I go to work as a hairdresser today for the last time. I always knew it would happen, maybe not so soon though.
I started hairdressing school in 1993 but I didn’t really begin my career as a stylist until 1996. That was the year hairdressing became my career, or maybe more my identity.
I have gone from a starving apprentice to a fully booked stylist, to a platform artist, to a starving salon owner, to a fully booked salon owner working five days a week, to four days, then three days, then two… I stopped being the highest earner in my company about three years ago. I still hold the record month, though I suspect a 26 year old member of my team is going to beat that pretty soon. She easily could if she worked four days a week instead of three. And I will celebrate it when it happens.
Salon ownership is hard. It is usually ego that made us open the salon in the first place. “Asshole is taking half of my money. And he doesn’t know what he’s doing. I’m going to do it better.” So we open a salon built around us and make ourselves the star of the company. And this is the right way to do it. In order to be an inspiring mentor, you need to have climbed the mountain yourself. But this is when most owners go wrong. They like being at the top of the mountain and they want to stay there.
Once I figured out that I couldn’t do everything alone and that I needed my team to be stars in there own right rather than just my supporting cast, it became my mission to make them all develop mastery of my knowledge of hairdressing and success. My ceiling needed to be their floor, because if they all knew what took me years to develop and figure out (it’s not complicated, but I had to sift through a lot of nonsense and have a lot of experience to develop my systems), then they could use it as a foundation to branch out and develop their own. The sky would be the limit.
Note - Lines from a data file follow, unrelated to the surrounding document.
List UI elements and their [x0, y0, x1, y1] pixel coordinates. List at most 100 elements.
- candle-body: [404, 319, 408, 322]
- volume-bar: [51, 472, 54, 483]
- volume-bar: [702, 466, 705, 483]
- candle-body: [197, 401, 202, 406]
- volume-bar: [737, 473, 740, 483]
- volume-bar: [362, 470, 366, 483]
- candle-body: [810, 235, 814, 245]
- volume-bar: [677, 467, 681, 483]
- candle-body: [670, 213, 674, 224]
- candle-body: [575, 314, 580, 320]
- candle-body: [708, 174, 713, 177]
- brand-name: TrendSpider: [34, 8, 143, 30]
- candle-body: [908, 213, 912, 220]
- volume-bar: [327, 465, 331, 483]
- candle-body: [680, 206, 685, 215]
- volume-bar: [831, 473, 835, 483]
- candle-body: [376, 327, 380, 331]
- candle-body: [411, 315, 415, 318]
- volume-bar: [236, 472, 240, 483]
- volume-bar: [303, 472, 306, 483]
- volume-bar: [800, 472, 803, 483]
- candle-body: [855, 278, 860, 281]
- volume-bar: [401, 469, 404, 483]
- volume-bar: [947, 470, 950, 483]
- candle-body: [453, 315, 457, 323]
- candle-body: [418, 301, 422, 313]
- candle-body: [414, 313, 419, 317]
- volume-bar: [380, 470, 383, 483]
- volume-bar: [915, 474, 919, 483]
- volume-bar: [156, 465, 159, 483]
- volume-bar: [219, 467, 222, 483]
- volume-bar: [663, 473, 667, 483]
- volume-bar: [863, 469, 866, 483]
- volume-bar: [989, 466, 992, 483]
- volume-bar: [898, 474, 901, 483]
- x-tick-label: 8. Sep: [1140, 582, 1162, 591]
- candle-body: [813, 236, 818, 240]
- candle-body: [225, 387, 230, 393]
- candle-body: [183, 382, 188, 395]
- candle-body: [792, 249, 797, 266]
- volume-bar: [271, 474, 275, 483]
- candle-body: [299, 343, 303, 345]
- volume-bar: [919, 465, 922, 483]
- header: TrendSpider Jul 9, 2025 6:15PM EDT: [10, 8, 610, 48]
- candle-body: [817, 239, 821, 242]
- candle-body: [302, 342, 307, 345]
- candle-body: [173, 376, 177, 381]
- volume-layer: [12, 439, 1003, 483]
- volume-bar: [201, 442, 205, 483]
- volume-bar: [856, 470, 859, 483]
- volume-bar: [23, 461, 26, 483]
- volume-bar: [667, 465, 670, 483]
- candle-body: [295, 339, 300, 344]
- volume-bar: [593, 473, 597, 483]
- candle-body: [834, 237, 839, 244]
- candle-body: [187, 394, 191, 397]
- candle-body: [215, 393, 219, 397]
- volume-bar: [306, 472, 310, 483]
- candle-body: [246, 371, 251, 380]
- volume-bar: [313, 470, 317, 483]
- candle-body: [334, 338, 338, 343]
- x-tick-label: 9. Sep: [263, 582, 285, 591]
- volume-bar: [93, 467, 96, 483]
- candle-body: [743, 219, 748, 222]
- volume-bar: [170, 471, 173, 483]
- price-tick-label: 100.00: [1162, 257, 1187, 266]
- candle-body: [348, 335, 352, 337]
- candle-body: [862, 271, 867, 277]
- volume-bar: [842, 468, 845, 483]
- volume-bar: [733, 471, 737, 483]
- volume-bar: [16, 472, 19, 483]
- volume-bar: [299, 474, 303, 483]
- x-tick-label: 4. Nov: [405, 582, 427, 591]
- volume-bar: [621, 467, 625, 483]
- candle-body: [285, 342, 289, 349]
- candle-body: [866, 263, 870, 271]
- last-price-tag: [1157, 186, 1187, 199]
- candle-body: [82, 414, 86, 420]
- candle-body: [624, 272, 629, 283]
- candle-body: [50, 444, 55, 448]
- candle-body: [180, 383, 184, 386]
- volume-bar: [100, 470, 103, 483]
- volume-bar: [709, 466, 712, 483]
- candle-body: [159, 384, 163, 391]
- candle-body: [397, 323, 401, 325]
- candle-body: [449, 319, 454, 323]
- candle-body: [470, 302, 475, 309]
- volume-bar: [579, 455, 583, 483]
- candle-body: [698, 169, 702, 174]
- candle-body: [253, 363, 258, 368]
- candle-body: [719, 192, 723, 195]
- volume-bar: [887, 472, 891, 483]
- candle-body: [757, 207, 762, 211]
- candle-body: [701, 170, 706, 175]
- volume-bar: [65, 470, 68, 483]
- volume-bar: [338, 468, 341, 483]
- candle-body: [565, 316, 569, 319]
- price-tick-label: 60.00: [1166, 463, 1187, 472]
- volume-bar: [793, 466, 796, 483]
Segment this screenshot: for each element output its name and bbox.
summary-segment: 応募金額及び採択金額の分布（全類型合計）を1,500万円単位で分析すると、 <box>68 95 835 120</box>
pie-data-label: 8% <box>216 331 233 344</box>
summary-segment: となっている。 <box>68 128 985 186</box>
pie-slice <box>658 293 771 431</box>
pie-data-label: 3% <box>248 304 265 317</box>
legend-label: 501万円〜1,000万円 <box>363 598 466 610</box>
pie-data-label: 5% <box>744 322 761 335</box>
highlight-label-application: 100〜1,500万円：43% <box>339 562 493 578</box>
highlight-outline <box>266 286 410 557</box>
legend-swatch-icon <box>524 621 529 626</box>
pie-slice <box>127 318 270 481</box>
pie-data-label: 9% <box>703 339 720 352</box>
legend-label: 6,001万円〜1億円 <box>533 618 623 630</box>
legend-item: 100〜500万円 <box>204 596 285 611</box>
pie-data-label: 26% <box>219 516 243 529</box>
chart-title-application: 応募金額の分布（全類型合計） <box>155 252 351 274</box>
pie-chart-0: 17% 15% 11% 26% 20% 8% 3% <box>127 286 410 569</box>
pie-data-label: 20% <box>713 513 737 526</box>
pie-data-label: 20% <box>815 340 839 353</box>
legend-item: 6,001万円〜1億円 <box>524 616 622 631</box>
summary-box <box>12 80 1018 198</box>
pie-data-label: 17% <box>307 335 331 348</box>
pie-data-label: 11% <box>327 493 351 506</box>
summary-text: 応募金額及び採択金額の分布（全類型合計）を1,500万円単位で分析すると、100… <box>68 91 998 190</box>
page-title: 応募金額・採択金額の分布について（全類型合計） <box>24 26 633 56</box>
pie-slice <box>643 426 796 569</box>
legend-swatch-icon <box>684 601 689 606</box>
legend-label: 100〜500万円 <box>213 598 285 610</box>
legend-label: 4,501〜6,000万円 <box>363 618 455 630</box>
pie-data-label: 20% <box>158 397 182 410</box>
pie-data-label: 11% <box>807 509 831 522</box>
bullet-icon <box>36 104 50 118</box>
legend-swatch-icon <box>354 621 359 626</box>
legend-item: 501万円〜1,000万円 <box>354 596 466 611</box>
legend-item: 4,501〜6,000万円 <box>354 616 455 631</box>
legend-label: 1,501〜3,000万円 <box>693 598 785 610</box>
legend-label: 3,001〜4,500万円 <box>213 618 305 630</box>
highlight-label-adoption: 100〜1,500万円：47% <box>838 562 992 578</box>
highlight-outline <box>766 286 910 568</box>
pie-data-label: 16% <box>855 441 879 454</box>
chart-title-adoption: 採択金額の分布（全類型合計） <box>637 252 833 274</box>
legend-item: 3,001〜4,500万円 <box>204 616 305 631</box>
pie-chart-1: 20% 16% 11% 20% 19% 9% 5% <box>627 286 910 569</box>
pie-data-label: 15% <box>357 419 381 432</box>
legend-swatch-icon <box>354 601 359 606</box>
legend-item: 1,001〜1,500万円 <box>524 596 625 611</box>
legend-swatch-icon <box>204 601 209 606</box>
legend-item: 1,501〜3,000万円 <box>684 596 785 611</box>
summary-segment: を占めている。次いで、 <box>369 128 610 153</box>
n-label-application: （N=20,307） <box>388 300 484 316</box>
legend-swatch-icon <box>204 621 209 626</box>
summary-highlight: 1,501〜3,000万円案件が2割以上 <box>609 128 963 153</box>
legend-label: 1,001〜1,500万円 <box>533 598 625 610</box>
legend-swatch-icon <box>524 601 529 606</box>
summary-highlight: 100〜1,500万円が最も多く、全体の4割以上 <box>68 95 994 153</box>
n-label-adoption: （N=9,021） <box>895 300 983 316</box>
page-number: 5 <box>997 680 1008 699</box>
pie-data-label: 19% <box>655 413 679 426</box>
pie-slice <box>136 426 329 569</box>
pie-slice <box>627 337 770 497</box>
By taking myself off the floor, I am now going to be able to truly dedicate my energy to helping and pushing my team to success. Since having children, I’ve lost the extra time I had to communicate with my team. I’ve always been a hardass, but I’ve devolved into a hardass who doesn’t have time to nurture. I’ve allowed my company to run itself, thinking to a degree that few people cared anyways. My bad attitude and inability to be present has manifested into a stagnant salon company. I’ve allowed resistance and negativity to develop because of my own resistance and negativity.
So today marks the last day of my career as a stylist. I will miss the relationships I had developed and how incredible it is to follow people’s lives over a long period of time. Telling my clients has been profound, many have been with me for 19 years, one for 21. There have been a lot of tears and a lot of great stories and reminders of how cheeky I used to be. I’ve been overwhelmed.
I’ve had an amazing career as a stylist and have also had a pretty great career as an owner. But it’s time for me to make some big changes in my life in order to help my team have great careers. And I know that some of my staff will be resistant to my increased presence. Some will likely quit or perhaps be encouraged to seek employment elsewhere. But I am excited to be able to fully commit to my company and team once again.